Comparison of Effects of Levobupivacaine and Ropivacaine Infiltration on Cutaneous Wound Healing in a Rat Model
Published in Journal of Investigative Surgery, 2018
Cihangir Biçer, Yalcin Yontar, Günhan Gökahmetoğlu, Teoman Eskitaşçıoğlu
In contrast to ropivacaine, several studies have been carried out to determine the potential adverse effects of levobupivacaine on cutaneous wound healing; however, there have been conflicting results. In an experimental study, Dere et al. [8] investigated the effects of different doses of levobupivacaine (1.25 mg/ml, 2.50 mg/ml, and 3.75 mg/ml) in a rat wound model. The tensile strength was found to be higher in all levobupivacaine groups compared with controls at day 8, and the highest value was observed in the group that was administered levobupivacaine at the highest dose of 3.75 mg/ml. Furthermore, the hydroxyproline concentration and fibroblastic activity of all levobupivacaine groups were found to be higher when compared to the controls.
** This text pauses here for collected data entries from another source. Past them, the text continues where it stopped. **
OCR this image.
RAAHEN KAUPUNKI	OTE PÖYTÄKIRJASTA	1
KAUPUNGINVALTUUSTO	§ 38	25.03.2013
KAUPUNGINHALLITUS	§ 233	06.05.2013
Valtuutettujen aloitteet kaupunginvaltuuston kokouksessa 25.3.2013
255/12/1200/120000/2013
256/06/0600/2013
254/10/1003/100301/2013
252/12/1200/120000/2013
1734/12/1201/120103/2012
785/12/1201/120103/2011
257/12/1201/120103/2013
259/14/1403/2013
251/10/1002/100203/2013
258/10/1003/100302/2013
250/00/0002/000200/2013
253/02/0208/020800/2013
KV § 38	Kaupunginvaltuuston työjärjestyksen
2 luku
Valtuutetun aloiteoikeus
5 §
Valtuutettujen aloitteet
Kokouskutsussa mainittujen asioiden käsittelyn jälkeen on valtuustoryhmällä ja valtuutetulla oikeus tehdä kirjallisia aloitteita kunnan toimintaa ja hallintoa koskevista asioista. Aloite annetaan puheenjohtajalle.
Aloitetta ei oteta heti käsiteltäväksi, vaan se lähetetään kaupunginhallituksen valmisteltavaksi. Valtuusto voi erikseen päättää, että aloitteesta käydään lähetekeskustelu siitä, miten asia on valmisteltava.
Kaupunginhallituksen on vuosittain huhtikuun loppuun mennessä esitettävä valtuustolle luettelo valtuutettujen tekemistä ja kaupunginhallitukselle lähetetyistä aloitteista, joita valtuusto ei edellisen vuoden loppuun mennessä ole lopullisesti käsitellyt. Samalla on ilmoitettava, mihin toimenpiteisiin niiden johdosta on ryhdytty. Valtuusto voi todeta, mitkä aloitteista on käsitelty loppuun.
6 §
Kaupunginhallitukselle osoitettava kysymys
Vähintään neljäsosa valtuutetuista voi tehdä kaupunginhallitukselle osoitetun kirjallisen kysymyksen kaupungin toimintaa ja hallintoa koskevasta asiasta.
The authors concluded that levobupivacaine has a positive effect on wound healing at clinical doses, and this effect increased with increasing dosages. However, in our opinion, definitive conclusions on the clinical influence of levobupivacaine cannot be accurately drawn due to the short duration of their study. An increase in wound tensile strength corresponds to an increase in the number of fibroblasts, which begin to produce immature collagen during the proliferative phase of wound healing [20].Thus, the cross-linking of new collagen fibers does not actually begin until 5–8 days after wound formation [21]. Based on these facts, measuring the wound tensile strength at later periods of the proliferative phase, as performed in our study, would lead to results that can be more accurately translated to clinical conditions.